Can someone please guide me about the applicable NOC for my profile and experience in Contracts management. 
I am a lawyer working in LPO in India, which deal with contract management on various CLMs for the past 2+ years and previous to that I was working with another LPO which deals in E-discovery/Document review.

So which NOC will apply to my job exp. Responses will be much appreciated.


----------



## Auld Yin (Mar 10, 2009)

You do know, I assume, that you cannot practice law in Canada without permission from the Law Society of the Province in which you intend to practice.


----------



## aps3166 (Jul 15, 2018)

Yes I agree, I would need additional permission there.
But my current job in India is in LPO where Im working as contract manager doing Legal Document/Contracts review. So which NOC will applicable to my profile.
4112 - Lawyers and Quebec notaries
1242 - Legal administrative assistants


----------



## Auld Yin (Mar 10, 2009)

aps3166 said:


> Yes I agree, I would need additional permission there.
> But my current job in India is in LPO where Im working as contract manager doing Legal Document/Contracts review. So which NOC will applicable to my profile.
> 4112 - Lawyers and Quebec notaries
> 1242 - Legal administrative assistants


Well if you’re presently a qualified lawyer I would go with NOC 4112.


----------



## aps3166 (Jul 15, 2018)

Thanks. I am a lawyer, however, I do not perform the responsibilities of going to courts and cross examination. I do review the contractual agreements of various parties. In this case, do the same code applies?


----------



## Auld Yin (Mar 10, 2009)

aps3166 said:


> Thanks. I am a lawyer, however, I do not perform the responsibilities of going to courts and cross examination. I do review the contractual agreements of various parties. In this case, do the same code applies?

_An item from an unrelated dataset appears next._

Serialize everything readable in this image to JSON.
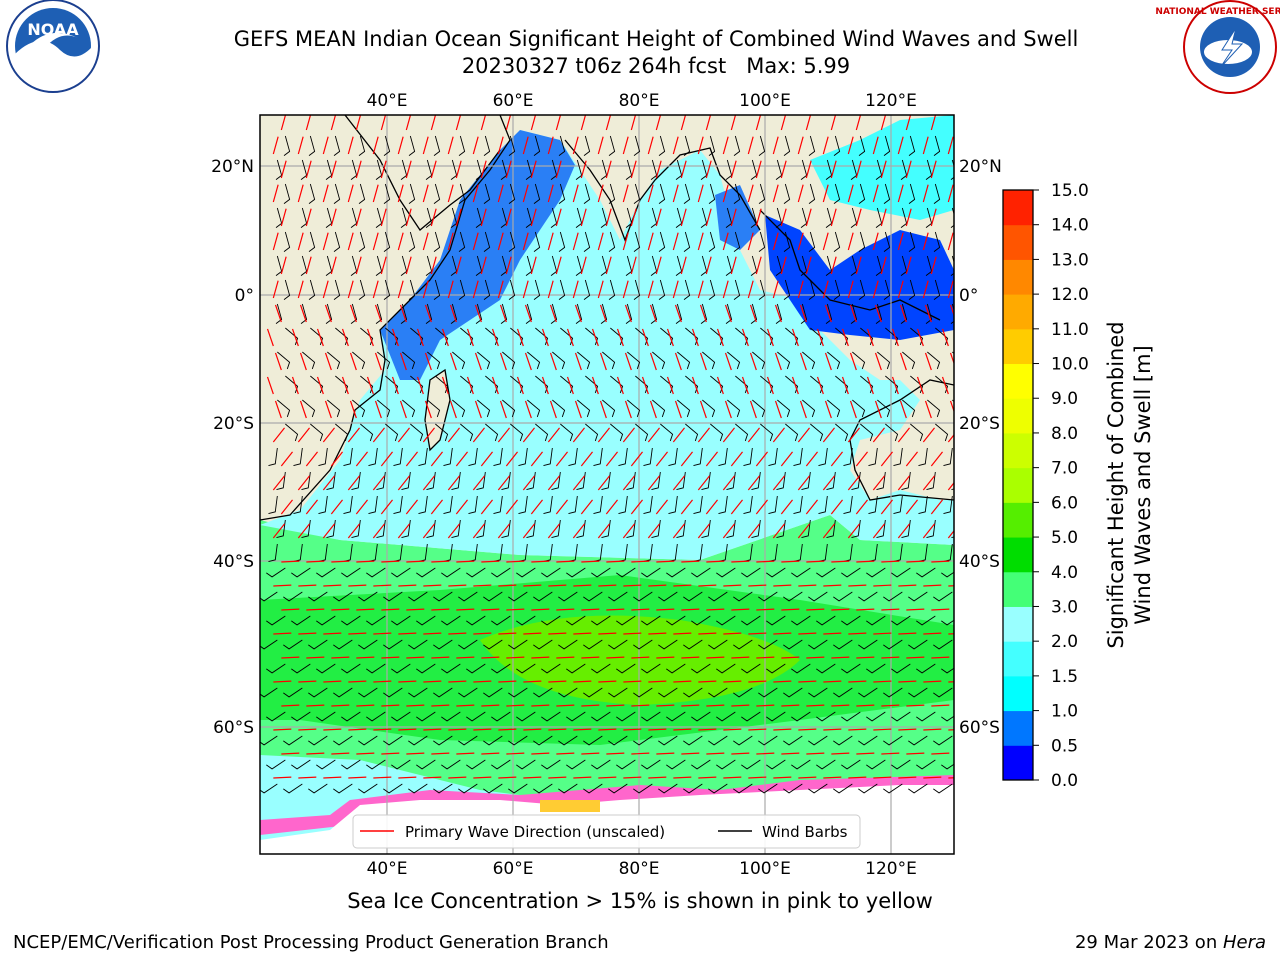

I would think so if you’re performing as a qualified lawyer.


----------



## EVHB (Feb 11, 2008)

Look at the task description of the NOC code. Which one is closest to what you do?


----------



## colchar (Oct 25, 2011)

aps3166 said:


> Yes I agree, I would need additional permission there.
> But my current job in India is in LPO where Im working as contract manager doing Legal Document/Contracts review. So which NOC will applicable to my profile.
> 4112 - Lawyers and Quebec notaries
> 1242 - Legal administrative assistants



You're a lawyer and you can't figure that out? Seriously????


----------